By pressuring the UK to withdraw from a deal that Parliament was preparing to ratify, he has reopened a politically sensitive debate in Britain. UK Conservative opposition figures have long opposed relinquishing the British Indian Ocean Territory. Desperate to retain the last remnants of the empire, they have actively lobbied Washington to intervene. With renewed vigour, thanks to Trump pulling away, opposition leader Kemi Badenoch, along with Nigel Farage and Suella Braverman, have rained down heavily on Prime Minister Keir Starmer for “giving up” the islands. Starmer, now under pressure, is faced with a choice to either yield to Trump’s veto or move forward with the deal without American agreement, which would rupture the US-UK strategic alliance.
Greenland Leverage at Any Cost
So how is Trump suddenly “shocked” now? The answer is leverage. By weaponising Diego Garcia, Trump is attempting to pressure the UK on Greenland. He has long argued that the US must own Greenland outright, not merely have access to it.
By portraying the Chagos settlement as proof that allies cannot be trusted to safeguard American interests, Trump is advancing the narrative that sovereignty itself must be renegotiated in the name of security.
This is where the stakes rise sharply. Using one territorial issue as leverage for another normalises the idea that borders, treaties, and international rulings are transactional. If legally settled decolonisation agreements can be reopened for strategic bargaining, the international order that the US claims to champion itself weakens.
Should the UK be forced to abandon the agreement, relations with Mauritius would sour dramatically, triggering political upheaval on the island and further eroding Western credibility. The West already struggles to convince the Global South that it honours treaties and international law. This episode would only deepen that distrust.

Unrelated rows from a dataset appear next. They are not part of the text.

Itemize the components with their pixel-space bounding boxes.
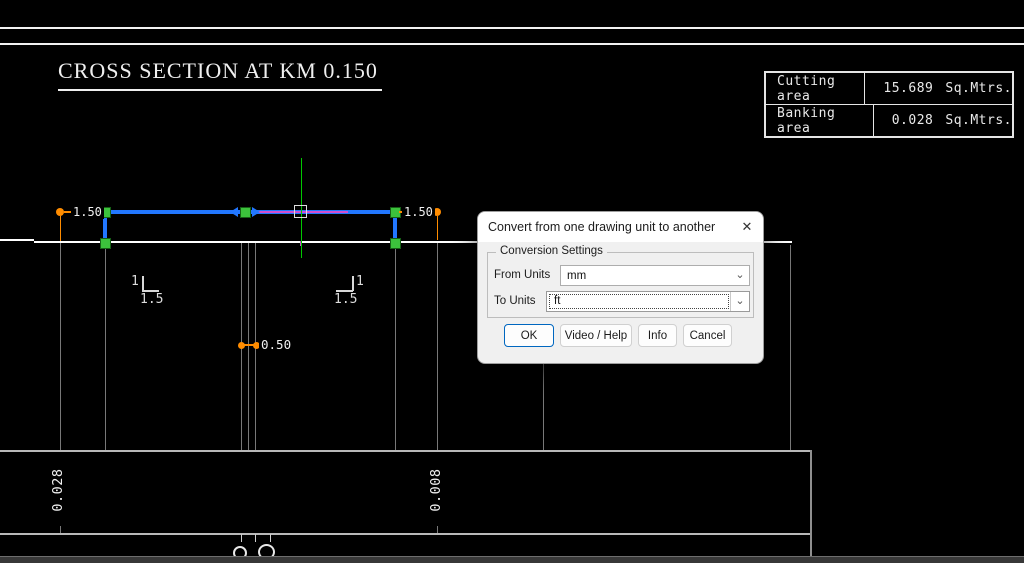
band-tick [270, 534, 271, 542]
band-tick [241, 534, 242, 542]
section-line [60, 243, 61, 451]
cutting-area-value: 15.689 Sq.Mtrs. [865, 81, 1012, 96]
grip-handle[interactable] [100, 238, 111, 249]
banking-area-number: 0.028 [892, 113, 934, 128]
sheet-border-line [0, 43, 1024, 45]
dimension-extension-line [60, 216, 62, 241]
slope-rise-label: 1 [356, 275, 364, 289]
dimension-text: 1.50 [71, 205, 104, 219]
grip-stretch-arrow-right [252, 207, 260, 217]
cursor-pickbox [294, 205, 307, 218]
window-bottom-bar [0, 556, 1024, 563]
video-help-button[interactable]: Video / Help [560, 324, 632, 347]
cutting-area-label: Cutting area [766, 73, 865, 104]
offset-label: 0.008 [428, 460, 444, 520]
sheet-border-line-top [0, 27, 1024, 29]
dimension-text: 1.50 [402, 205, 435, 219]
area-table: Cutting area 15.689 Sq.Mtrs. Banking are… [764, 71, 1014, 138]
from-units-select[interactable]: mm ⌄ [560, 265, 750, 286]
table-row: Banking area 0.028 Sq.Mtrs. [766, 104, 1012, 136]
cad-canvas: CROSS SECTION AT KM 0.150 Cutting area 1… [0, 0, 1024, 563]
from-units-value: mm [561, 270, 731, 282]
close-icon[interactable]: ✕ [731, 212, 763, 242]
cutting-area-unit: Sq.Mtrs. [945, 81, 1012, 96]
band-top-line [0, 450, 811, 452]
dialog-title: Convert from one drawing unit to another [478, 220, 715, 234]
ok-button[interactable]: OK [504, 324, 554, 347]
cancel-button[interactable]: Cancel [683, 324, 732, 347]
grip-handle[interactable] [390, 238, 401, 249]
banking-area-unit: Sq.Mtrs. [945, 113, 1012, 128]
chevron-down-icon: ⌄ [730, 292, 749, 311]
section-line [105, 243, 106, 451]
section-line [248, 243, 249, 451]
band-tick [60, 526, 61, 533]
band-right-line [810, 450, 812, 556]
grip-handle-midpoint[interactable] [240, 207, 251, 218]
dimension-point [56, 208, 64, 216]
offset-label: 0.028 [50, 460, 66, 520]
unit-convert-dialog: Convert from one drawing unit to another… [477, 211, 764, 364]
from-units-label: From Units [494, 269, 550, 281]
slope-rise-label: 1 [131, 275, 139, 289]
section-line [437, 243, 438, 451]
banking-area-label: Banking area [766, 105, 874, 136]
drawing-title: CROSS SECTION AT KM 0.150 [58, 58, 382, 91]
section-line [790, 245, 791, 451]
slope-symbol-line [142, 276, 144, 291]
grip-stretch-arrow-left [230, 207, 238, 217]
to-units-label: To Units [494, 295, 536, 307]
band-tick [255, 534, 256, 542]
info-button[interactable]: Info [638, 324, 677, 347]
slope-run-label: 1.5 [334, 293, 357, 307]
section-line [395, 243, 396, 451]
chevron-down-icon: ⌄ [731, 266, 749, 285]
cutting-area-number: 15.689 [883, 81, 933, 96]
band-bottom-line [0, 533, 811, 535]
banking-area-value: 0.028 Sq.Mtrs. [874, 113, 1012, 128]
table-row: Cutting area 15.689 Sq.Mtrs. [766, 73, 1012, 104]
dimension-text: 0.50 [259, 338, 293, 352]
grip-handle[interactable] [390, 207, 401, 218]
to-units-select[interactable]: ft ⌄ [546, 291, 750, 312]
conversion-settings-group: Conversion Settings From Units mm ⌄ To U… [487, 252, 754, 318]
ground-line-segment [0, 239, 34, 241]
dialog-titlebar[interactable]: Convert from one drawing unit to another… [478, 212, 763, 242]
group-label: Conversion Settings [496, 245, 607, 257]
slope-run-label: 1.5 [140, 293, 163, 307]
dimension-extension-line [437, 216, 439, 240]
slope-symbol-line [352, 276, 354, 291]
to-units-value: ft [548, 293, 730, 310]
dimension-line [241, 344, 257, 346]
band-tick [437, 526, 438, 533]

Trump’s rhetoric shows little regard for the Chagossians, for Mauritius, or for international law. It raises unsettling questions: could this lead to talk of detaching Diego Garcia altogether? Of annexation, justified in the name of national security?
Diego Garcia remains a vital hub for US military operations. It played a central role in campaigns in Iraq and Afghanistan and supported strikes on Iranian nuclear enrichment facilities last year. None of this is under threat.
Yet despite the fact that this strategic presence is not under any real threat, Trump keeps opting for confrontation over diplomacy and manufacturing a crisis where none exists. These are not signs of a reliable power.